As you can see from the output, the tool performs some preprocessing of the input TWAS file, and then computes an association for all LVs in the model (987 in our case) and the gene p-values from TWAS. The output is finally written to the path specified.
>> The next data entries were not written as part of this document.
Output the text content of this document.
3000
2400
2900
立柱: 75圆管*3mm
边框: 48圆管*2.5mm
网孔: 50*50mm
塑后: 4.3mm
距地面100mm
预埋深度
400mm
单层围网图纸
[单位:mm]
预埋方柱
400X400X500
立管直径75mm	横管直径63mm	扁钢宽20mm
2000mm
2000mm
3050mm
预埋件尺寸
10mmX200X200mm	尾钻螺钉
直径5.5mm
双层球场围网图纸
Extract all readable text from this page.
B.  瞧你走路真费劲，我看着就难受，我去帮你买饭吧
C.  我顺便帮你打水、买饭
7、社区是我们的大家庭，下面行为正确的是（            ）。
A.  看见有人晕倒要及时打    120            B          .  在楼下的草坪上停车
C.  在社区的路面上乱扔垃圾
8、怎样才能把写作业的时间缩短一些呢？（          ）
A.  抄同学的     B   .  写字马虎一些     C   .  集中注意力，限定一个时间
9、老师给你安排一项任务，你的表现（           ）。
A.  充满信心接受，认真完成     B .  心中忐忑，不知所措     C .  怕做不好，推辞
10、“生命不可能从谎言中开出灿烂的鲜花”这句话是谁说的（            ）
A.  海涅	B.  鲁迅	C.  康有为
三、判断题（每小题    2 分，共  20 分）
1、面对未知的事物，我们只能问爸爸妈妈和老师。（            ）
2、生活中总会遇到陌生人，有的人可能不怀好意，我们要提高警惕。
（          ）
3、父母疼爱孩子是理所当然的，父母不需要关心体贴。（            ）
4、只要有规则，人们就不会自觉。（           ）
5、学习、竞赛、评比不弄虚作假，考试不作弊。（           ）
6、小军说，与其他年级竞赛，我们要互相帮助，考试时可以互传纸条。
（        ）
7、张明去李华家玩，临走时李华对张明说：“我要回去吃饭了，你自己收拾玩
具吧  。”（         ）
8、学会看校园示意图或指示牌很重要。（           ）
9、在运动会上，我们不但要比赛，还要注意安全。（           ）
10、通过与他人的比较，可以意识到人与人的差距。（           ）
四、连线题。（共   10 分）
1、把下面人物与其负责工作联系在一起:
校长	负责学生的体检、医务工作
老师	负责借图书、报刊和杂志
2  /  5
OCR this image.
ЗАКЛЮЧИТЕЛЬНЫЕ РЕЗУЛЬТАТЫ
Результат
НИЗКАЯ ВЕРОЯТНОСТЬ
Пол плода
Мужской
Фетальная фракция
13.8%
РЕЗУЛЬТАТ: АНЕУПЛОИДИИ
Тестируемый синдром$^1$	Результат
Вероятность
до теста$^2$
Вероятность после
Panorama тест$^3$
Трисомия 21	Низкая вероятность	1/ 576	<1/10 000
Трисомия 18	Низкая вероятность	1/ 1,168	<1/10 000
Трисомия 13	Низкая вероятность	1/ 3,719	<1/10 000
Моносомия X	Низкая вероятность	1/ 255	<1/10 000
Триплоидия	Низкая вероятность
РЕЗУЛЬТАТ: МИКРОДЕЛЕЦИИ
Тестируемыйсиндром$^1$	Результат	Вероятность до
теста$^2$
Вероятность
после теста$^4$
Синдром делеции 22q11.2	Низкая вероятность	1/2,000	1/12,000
**IMPORTANT:** keep in mind that you have to use a gene correlation matrix that is specific to your TWAS results. This is because gene correlations depend on the variants present in the original GWAS used. Check out [the notebooks here](https://github.com/greenelab/phenoplier/tree/main/nbs/15_gsa_gls) to see how to compute a gene correlation matrix specific for your trait of interest.

# Load LV-trait results

In [30]:
lv_df = pd.read_csv("/tmp/gls_phenoplier-basophill_percentage.tsv.gz", sep="\t")

In [31]:
lv_df

Unnamed: 0,lv,beta,beta_se,t,pvalue_twosided,pvalue_onesided
0,LV603,0.988076,0.127500,7.749615,1.064641e-14,5.323207e-15
1,LV719,0.903596,0.130457,6.926399,4.736869e-12,2.368434e-12
2,LV68,0.859876,0.126886,6.776776,1.338216e-11,6.691079e-12
3,LV517,0.831304,0.125022,6.649252,3.188491e-11,1.594246e-11
4,LV599,0.728474,0.126189,5.772889,8.156289e-09,4.078144e-09
...,...,...,...,...,...,...
982,LV213,-0.194986,0.125889,-1.548863,1.214639e-01,9.392681e-01
983,LV322,-0.202912,0.125966,-1.610849,1.072618e-01,9.463691e-01
984,LV632,-0.203234,0.124819,-1.628234,1.035242e-01,9.482379e-01
985,LV776,-0.205448,0.125552,-1.636362,1.018129e-01,9.490936e-01


As you can see, LV603 is at the top of the LVs associations for basophil percentage.
However, the onesided p-value here (`5.32e-15`) is larger than a simple correlation (`2.94e-27`), suggesting that we have correlated genes at the top of the LV.

# Conclusions

Hopefully, now have a more clear idea of the main data matrixes involved in PhenoPLIER (matrix Z, PhenomeXcan gene-trait associations, etc).
We also see how to compute a p-value between an LV (group of genes or gene module) and a trait of interest.
To do this with your own data, you need to compute the S-MultiXcan TWAS results (gene-based) from your GWAS summary stats and generate your own gene correlation matrix.

In the next notebook (`02-LV_cell_types-...`), we'll see how to check in which tissues or cell types are our LV603'genes expressed.